Looking to the statistics/application side of things, rank one updates are common in recommender systems because one may have thousands of customer entries and recomputing the SVD (or any given decomposition for that matter) each time a new user registers or a new product is added or removed is quite wasteful (if not unattainable). Usually recommender system matrices are sparse and this makes the algorithms even more efficient. An accessible first paper is the "Fast online SVD revisions for lightweight recommender systems" manuscript by M. Brand. Going to dense matrices I think that looking at the papers from Pattern Recognition and Imaging Processing can get you quite far on getting an actual algorithm to use.
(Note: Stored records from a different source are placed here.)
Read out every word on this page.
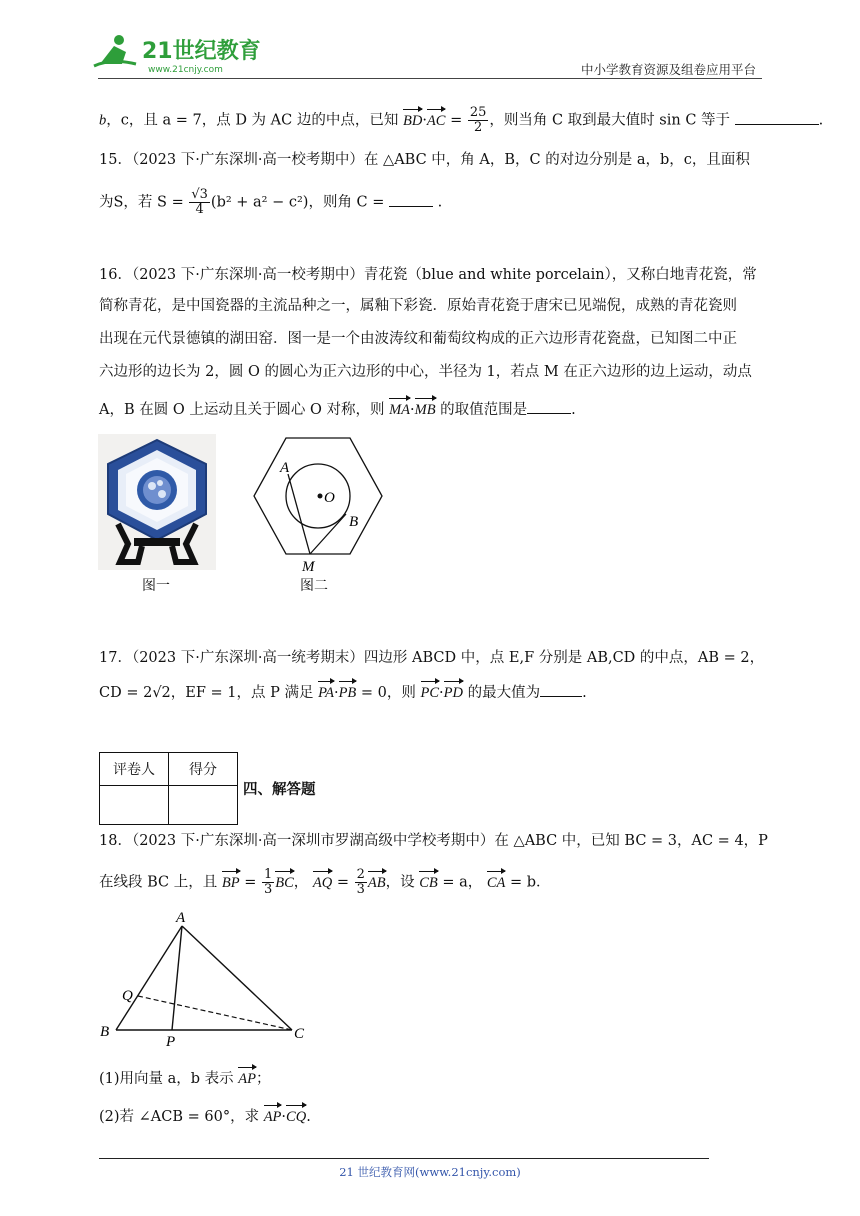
21世纪教育
www.21cnjy.com	中小学教育资源及组卷应用平台
b，c，且 a = 7，点 D 为 AC 边的中点，已知 $BD\cdot AC = \frac{25}{2}$ ，则当角 C 取到最大值时 sin C 等于	.
15．（2023 下·广东深圳·高一校考期中）在 △ABC 中，角 A，B，C 的对边分别是 a，b，c，且面积
为S，若 $S = \frac{√3}{4} (b^2 + a^2 - c^2)$，则角 C =	.
16．（2023 下·广东深圳·高一校考期中）青花瓷（blue and white porcelain），又称白地青花瓷，常
简称青花，是中国瓷器的主流品种之一，属釉下彩瓷．原始青花瓷于唐宋已见端倪，成熟的青花瓷则
出现在元代景德镇的湖田窑．图一是一个由波涛纹和葡萄纹构成的正六边形青花瓷盘，已知图二中正
六边形的边长为 2，圆 O 的圆心为正六边形的中心，半径为 1，若点 M 在正六边形的边上运动，动点
A，B 在圆 O 上运动且关于圆心 O 对称，则 MA·MB 的取值范围是	.
图一
A
O
B
M
图二
17．（2023 下·广东深圳·高一统考期末）四边形 ABCD 中，点 E,F 分别是 AB,CD 的中点，AB = 2，
CD = 2√2，EF = 1，点 P 满足 PA·PB = 0，则 PC·PD 的最大值为	.
评卷人	得分

四、解答题
18．（2023 下·广东深圳·高一深圳市罗湖高级中学校考期中）在 △ABC 中，已知 BC = 3，AC = 4，P
在线段 BC 上，且 BP = $\frac{1}{3}$ BC， AQ = $\frac{2}{3}$ AB，设 CB = a， CA = b．
A
Q
B
P	C
(1)用向量 a，b 表示 AP；
(2)若 ∠ACB = 60°，求 AP·CQ.
21 世纪教育网(www.21cnjy.com)
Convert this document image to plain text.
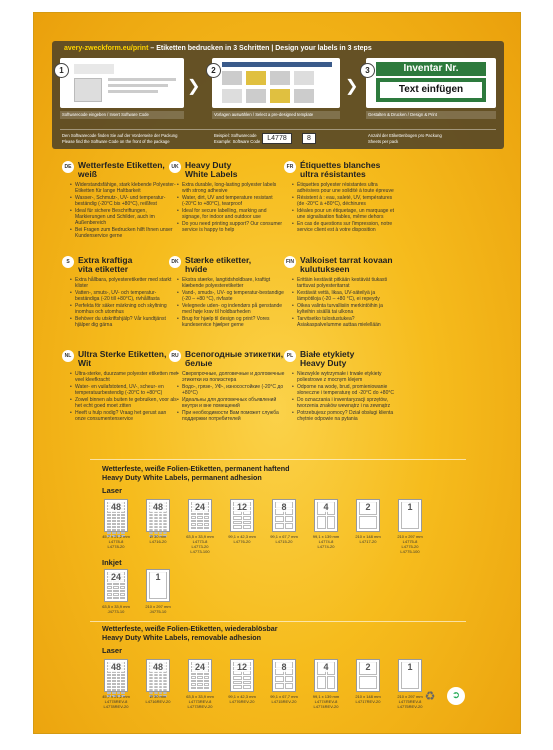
avery-zweckform.eu/print – Etiketten bedrucken in 3 Schritten | Design your labels in 3 steps
Inventar Nr.
Text einfügen
1	2	3
❯	❯
Softwarecode eingeben / Insert Software Code	Vorlagen auswählen / Select a pre-designed template	Gestalten & Drucken / Design & Print
Den Softwarecode finden Sie auf der Vorderseite der Packung
Please find the Software Code on the front of the package
Beispiel: Softwarecode
Example: Software Code L4778	8	Anzahl der Etikettenbogen pro Packung
Sheets per pack
DE Wetterfeste Etiketten,
weiß
• Widerstandsfähige, stark klebende Polyester-Etiketten für lange Haltbarkeit
• Wasser-, Schmutz-, UV- und temperatur-beständig (-20°C bis +80°C), reißfest
• Ideal für sichere Beschriftungen, Markierungen und Schilder, auch im Außenbereich
• Bei Fragen zum Bedrucken hilft Ihnen unser Kundenservice gerne
UK Heavy Duty
White Labels
• Extra durable, long-lasting polyester labels with strong adhesive
• Water, dirt, UV and temperature resistant (-20°C to +80°C), tearproof
• Ideal for secure labelling, marking and signage, for indoor and outdoor use
• Do you need printing support? Our consumer service is happy to help
FR Étiquettes blanches
ultra résistantes
• Étiquettes polyester résistantes ultra adhésives pour une solidité à toute épreuve
• Résistent à : eau, saleté, UV, températures (de -20°C à +80°C), déchirures
• Idéales pour un étiquetage, un marquage et une signalisation fiables, même dehors
• En cas de questions sur l'impression, notre service client est à votre disposition
S Extra kraftiga
vita etiketter
• Extra hållbara, polyesteretiketter med starkt klister
• Vatten-, smuts-, UV- och temperatur-beständiga (-20 till +80°C), rivhållfasta
• Perfekta för säker märkning och skyltning inomhus och utomhus
• Behöver du utskriftshjälp? Vår kundtjänst hjälper dig gärna
DK Stærke etiketter,
hvide
• Ekstra stærke, langtidsholdbare, kraftigt klæbende polyesteretiketter
• Vand-, smuds-, UV- og temperatur-bestandige (-20 – +80 °C), rivfaste
• Velegnede uden- og indendørs på genstande med høje krav til holdbarheden
• Brug for hjælp til design og print? Vores kundeservice hjælper gerne
FIN Valkoiset tarrat kovaan
kulutukseen
• Erittäin kestävät pitkään kestävät tiukasti tarttuvat polyesteritarrat
• Kestävät vettä, likaa, UV-säteilyä ja lämpötiloja (-20 – +80 °C), ei repeydy
• Oikea valinta turvallisiin merkintöihin ja kylteihin sisällä tai ulkona
• Tarvitsetko tulostustukea? Asiakaspalvelumme auttaa mielellään
NL Ultra Sterke Etiketten,
Wit
• Ultra-sterke, duurzame polyester etiketten met veel kleefkracht
• Water- en vuilafstotend, UV-, scheur- en temperatuurbestendig (-20°C to +80°C)
• Zowel binnen als buiten te gebruiken, voor als het echt goed moet zitten
• Heeft u hulp nodig? Vraag het gerust aan onze consumentenservice
RU Всепогодные этикетки,
белые
• Сверхпрочные, долговечные и долговечные этикетки из полиэстера
• Водо-, грязе-, УФ-, износостойкие (-20°C до +80°C)
• Идеальны для долговечных объявлений внутри и вне помещений
• При необходимости Вам поможет служба поддержки потребителей
PL Białe etykiety
Heavy Duty
• Niezwykle wytrzymałe i trwałe etykiety poliestrowe z mocnym klejem
• Odporne na wodę, brud, promieniowanie słoneczne i temperaturę od -20°C do +80°C
• Do oznaczania i inwentaryzacji sprzętów, tworzenia znaków wewnątrz i na zewnątrz
• Potrzebujesz pomocy? Dział obsługi klienta chętnie odpowie na pytania
Wetterfeste, weiße Folien-Etiketten, permanent haftend
Heavy Duty White Labels, permanent adhesion
Laser
48
45,7 x 21,2 mm
L4778-8
L4778-20
48
Ø 30 mm
L4716-20
24
63,5 x 33,9 mm
L4773-8
L4773-20
L4773-100
12
99,1 x 42,3 mm
L4776-20
8
99,1 x 67,7 mm
L4715-20
4
99,1 x 139 mm
L4774-8
L4774-20
2
210 x 148 mm
L4717-20
1
210 x 297 mm
L4775-8
L4775-20
L4775-100
Inkjet
24
63,5 x 33,9 mm
J4773-10
1
210 x 297 mm
J4775-10
Wetterfeste, weiße Folien-Etiketten, wiederablösbar
Heavy Duty White Labels, removable adhesion
Laser
48
45,7 x 21,2 mm
L4778REV-8
L4778REV-20
48
Ø 30 mm
L4716REV-20
24
63,5 x 33,9 mm
L4773REV-8
L4773REV-20
12
99,1 x 42,3 mm
L4776REV-20
8
99,1 x 67,7 mm
L4715REV-20
4
99,1 x 139 mm
L4774REV-8
L4774REV-20
2
210 x 148 mm
L4717REV-20
1
210 x 297 mm
L4775REV-8
L4775REV-20
♻	➲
For example the papers:

  1. Incremental learning of bidirectional principal components for face recognition (2009) by Ren and Dai,
  2. On incremental and robust subspace learning (2003) by Li et al.
  3. Sequential Karhunen-Loeve basis extraction and its application to images (2000) by Levey and Lindenbaum.
  4. Incremental Learning for Robust Visual Tracking (2007) by Ross et al.

all seem to be tackling the same problem in their core; new features are coming in and we need to update our representation accordingly fast. Notice that these matrices are not symmetric or even square. Another work of M. Brand can also addresses this problem (see the paper "Fast low-rank modifications of the thin singular value decomposition (2006)" - this also mentioned in the MO link given in the beginning of the post.) There a lot of great papers on the subject but most tend to be heavily mathematical (eg. the Benaych-Georgesa and Nadakuditi paper on "The singular values and vectors of low rank perturbations of large rectangular random matrices (2012)") and I do not think they will help get a solution soon. I would suggest you keep your focus on Image Processing literature.

Unfortunately I have not come across any R implementations for rank-one updates routines. The answer on "Updatable SVD implementation in Python, C, or Fortran?" from the Computational Science SE gives a number of MATLAB and C++ implementations that you may want to consider. Usually R, Python, etc. implementation are wrappers around C, C++ or FORTRAN implementations.